The plot revolves around the intelligent and curious Lady Philippa Marbury who is soon to be married and wants to know what to expect from the physical side of marriage. Unwilling to ask her married sisters (and even moreso her unmarried, but happily betrothed younger sister) she turns instead to her brother-in-law's business associate, Cross, whose reputation as a womaniser will, she believes, make him the ideal `research associate'.
It quickly becomes apparent that Pippa's ignorance is nothing to do with a lack of intelligence or understanding - she has never felt attraction or been desired. Cross wants nothing to do with Pippa's `research' - he recognises immediately that she represents a danger to his ordered existence, even if he won't admit to himself just why that is.
The plot is actually rather slight - but that isn't important because what this novel does so beautifully is chart the progression of the relationship between Cross and Pippa, showing how they connect with each other at a deep, almost primitive level. He `gets' her in a way that nobody else ever has, and she displays a similar, instinctual understanding when it comes to him.
The central characters are well-realised and very engaging.
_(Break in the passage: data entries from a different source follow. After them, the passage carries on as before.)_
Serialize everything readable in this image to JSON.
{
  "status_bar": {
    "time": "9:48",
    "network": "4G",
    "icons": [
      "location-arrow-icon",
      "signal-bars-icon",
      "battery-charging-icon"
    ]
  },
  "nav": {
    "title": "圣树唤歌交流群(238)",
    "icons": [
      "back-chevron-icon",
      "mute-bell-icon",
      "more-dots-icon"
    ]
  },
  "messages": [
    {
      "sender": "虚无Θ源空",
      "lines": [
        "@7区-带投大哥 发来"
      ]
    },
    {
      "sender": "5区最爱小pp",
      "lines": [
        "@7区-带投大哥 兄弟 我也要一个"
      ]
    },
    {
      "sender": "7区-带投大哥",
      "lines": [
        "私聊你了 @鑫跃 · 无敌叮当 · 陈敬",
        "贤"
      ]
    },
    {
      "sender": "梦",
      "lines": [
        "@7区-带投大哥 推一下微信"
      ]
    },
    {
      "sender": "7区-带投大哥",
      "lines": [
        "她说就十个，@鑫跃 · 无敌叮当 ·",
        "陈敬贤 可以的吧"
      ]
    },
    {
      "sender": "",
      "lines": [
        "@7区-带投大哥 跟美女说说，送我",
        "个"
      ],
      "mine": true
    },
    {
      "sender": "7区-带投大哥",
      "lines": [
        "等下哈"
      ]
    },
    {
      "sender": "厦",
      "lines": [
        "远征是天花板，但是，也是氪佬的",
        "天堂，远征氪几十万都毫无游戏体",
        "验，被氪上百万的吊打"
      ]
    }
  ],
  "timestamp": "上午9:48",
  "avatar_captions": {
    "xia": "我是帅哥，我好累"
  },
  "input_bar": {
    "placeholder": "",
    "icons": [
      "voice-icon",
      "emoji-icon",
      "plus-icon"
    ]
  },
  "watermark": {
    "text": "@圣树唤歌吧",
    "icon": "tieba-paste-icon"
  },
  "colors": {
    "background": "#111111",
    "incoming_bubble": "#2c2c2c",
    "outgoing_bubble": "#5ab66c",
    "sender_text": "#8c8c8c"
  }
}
Pippa is clever and inquisitive without being annoying or `feisty'; and Cross is suitably brooding and dangerous, trying to atone for what he perceives to be the sins he committed years ago which destroyed his family.
In many of the historical romances I've read recently - the majority of them, I'm sorry to say, by newer authors - I've noticed a sad lack of sexual tension between the hero and heroine. Sure, they have sex - but there's no sense of any emotional connection being built between them; there are none of those stolen touches or almost-kisses that a skilled writer can turn into something as scorching hot as an explicit sex scene.
Thankfully, Sarah MacLean is one of those authors. The tension between Cross and Pippa sizzles from the outset - even though he doesn't even touch her for over half of the book. But this allows the author to make the most of the careless touch and the almost caress, culminating in the scene where he seduces her with his words alone.
If I have one niggle, it's that the ending seemed rather rushed (although I liked Pippa's solution and was amused when I read the author's note about its derivation) and that it felt as though Cross, who has carried his burdens for so many years and has ruthlessly instilled in himself the belief of his guilt - was able to put that all aside rather easily. But there is no doubt that he earned his redemption, so I can overlook the rather hasty conclusion to the story.
The rake-and-the-bluestocking is a frequently used trope in historical romance, but I feel as though Sarah MacLean has given it a fresh lick of paint with this book. It's a thoroughly enjoyable read, with compelling characters and a permeating sensuality.
With thanks to Avon Books and Edelweiss for the review copy.